The story
Bienvenidos al corazón de los Valles Centrales de Oaxaca, un rincón del mundo donde la fantasía tiene textura de madera y aroma a resina. Mientras caminas por las coloridas calles de San Martín Tilcajete o San Antonio Arrazola, presta atención a los sonidos que te rodean. Escucharás el rítmico golpe del mazo sobre el cincel y el suave raspado de la lija.
Estás en el lugar donde los sueños cobran vida. Es curioso pensar que estas criaturas, hoy un símbolo indiscutible de Oaxaca, no nacieron aquí. La idea original surgió en la Ciudad de México, de los delirios febriles del artesano Pedro Linares, quien vio monstruos de cartón en un sueño.

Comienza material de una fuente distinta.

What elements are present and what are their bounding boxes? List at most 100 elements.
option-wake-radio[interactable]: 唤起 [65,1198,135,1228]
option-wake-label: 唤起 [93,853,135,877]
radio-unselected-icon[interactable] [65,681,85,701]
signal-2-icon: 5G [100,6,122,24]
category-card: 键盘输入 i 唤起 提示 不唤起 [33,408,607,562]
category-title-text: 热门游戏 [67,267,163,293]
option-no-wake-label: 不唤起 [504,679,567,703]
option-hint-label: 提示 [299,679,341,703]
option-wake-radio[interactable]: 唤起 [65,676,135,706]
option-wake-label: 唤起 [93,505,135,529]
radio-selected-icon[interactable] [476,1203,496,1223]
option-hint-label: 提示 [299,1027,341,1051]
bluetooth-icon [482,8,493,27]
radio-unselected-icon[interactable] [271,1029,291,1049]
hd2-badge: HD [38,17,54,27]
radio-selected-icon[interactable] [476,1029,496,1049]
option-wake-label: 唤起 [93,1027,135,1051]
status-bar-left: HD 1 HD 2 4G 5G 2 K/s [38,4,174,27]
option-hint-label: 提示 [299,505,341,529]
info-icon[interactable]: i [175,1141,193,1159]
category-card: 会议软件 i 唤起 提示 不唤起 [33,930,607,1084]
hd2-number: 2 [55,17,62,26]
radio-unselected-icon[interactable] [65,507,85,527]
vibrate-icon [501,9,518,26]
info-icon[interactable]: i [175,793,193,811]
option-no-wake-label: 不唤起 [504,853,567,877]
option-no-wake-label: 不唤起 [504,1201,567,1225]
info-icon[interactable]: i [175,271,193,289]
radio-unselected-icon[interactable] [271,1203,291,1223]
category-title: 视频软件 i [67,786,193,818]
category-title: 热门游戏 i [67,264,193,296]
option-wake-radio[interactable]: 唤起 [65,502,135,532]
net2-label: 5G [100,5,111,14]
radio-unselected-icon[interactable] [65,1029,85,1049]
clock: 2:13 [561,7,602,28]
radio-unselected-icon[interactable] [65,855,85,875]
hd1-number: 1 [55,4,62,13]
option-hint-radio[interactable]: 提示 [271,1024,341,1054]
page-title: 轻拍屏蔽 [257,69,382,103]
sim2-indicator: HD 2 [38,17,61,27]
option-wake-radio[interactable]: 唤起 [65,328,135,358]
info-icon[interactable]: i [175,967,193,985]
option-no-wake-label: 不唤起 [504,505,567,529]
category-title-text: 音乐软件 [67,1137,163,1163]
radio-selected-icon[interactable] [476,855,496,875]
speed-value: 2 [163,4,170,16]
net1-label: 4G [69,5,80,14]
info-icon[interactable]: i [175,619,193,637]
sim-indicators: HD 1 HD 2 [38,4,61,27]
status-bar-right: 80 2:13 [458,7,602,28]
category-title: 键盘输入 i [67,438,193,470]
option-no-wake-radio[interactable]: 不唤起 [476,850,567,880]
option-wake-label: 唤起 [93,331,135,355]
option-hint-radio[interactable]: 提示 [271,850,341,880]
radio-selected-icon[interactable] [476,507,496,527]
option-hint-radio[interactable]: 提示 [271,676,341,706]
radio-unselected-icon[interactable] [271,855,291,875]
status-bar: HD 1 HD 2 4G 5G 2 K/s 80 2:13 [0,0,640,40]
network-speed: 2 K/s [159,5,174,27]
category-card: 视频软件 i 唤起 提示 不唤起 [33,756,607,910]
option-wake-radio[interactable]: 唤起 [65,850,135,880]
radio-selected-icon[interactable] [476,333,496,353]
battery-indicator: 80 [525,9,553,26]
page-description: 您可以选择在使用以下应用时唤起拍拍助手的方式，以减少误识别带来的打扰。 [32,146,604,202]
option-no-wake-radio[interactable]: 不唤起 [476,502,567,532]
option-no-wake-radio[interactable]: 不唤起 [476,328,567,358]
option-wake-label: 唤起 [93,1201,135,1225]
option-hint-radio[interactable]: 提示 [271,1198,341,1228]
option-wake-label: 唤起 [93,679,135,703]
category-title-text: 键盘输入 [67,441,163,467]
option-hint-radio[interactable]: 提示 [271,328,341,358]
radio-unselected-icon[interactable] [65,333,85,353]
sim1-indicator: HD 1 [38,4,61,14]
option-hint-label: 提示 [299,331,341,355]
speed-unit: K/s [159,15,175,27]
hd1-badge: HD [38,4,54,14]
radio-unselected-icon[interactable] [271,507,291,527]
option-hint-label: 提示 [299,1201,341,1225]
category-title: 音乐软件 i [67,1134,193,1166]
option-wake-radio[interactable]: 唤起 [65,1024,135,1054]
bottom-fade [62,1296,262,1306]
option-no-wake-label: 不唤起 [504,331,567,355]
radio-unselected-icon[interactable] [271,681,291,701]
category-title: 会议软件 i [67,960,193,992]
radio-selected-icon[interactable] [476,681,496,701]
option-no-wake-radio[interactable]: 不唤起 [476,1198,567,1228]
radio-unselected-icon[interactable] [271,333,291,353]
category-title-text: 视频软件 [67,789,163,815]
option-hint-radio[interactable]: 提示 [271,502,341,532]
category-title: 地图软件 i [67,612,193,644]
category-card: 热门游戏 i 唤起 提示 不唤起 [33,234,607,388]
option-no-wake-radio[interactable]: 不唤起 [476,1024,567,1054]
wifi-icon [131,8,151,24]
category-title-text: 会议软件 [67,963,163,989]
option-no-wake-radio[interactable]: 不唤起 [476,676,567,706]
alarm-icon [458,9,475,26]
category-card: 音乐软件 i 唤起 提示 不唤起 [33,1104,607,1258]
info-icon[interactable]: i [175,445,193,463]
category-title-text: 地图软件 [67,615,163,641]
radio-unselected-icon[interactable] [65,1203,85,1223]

Sin embargo, fue aquí, bajo la sombra del cerro de Monte Albán, donde estos seres encontraron su verdadera alma. Manuel Jiménez, un visionario de Arrazola, fue el primero en traducir esas visiones al lenguaje de la madera de copal, fusionándolas con la tradición local de tallar animales y nahuales. Mira a tu alrededor.
El árbol de copal es el protagonista silencioso de esta historia. Para los artesanos, el copal es sagrado; su resina se usa como incienso en las ceremonias, pero su madera, blanda y dócil, es el lienzo perfecto. Dicen los maestros talladores que ellos no inventan la figura, sino que simplemente liberan al ser que ya vive dentro del tronco.
Un nudo en la madera puede convertirse en el ojo de un dragón; una rama torcida, en la cola de un jaguar alado. Si te acercas a uno de los talleres familiares, verás que el proceso es una danza de paciencia. Después de la talla, la madera debe secarse durante meses para evitar grietas.
Luego viene la pintura, y es aquí donde San Martín Tilcajete brilla con luz propia. Fíjate en los detalles minuciosos, en los puntos y grecas que cubren cada centímetro de la pieza. Estos patrones no son azarosos; son una herencia de la iconografía zapoteca que verías en las ruinas de Mitla.
Cada símbolo narra una historia sobre el tiempo, la fertilidad o la protección. Hoy, los alebrijes son mucho más que artesanía; son el sustento y el orgullo de comunidades enteras. Al caminar por estas plazas, recuerda que cada monstruo de colores que ves es el resultado de manos que llevan siglos dialogando con la naturaleza.
No hay dos iguales, porque no hay dos sueños idénticos. Disfruta de este desfile de quimeras y déjate atrapar por la magia de los monstruos que Oaxaca decidió adoptar y transformar en leyenda.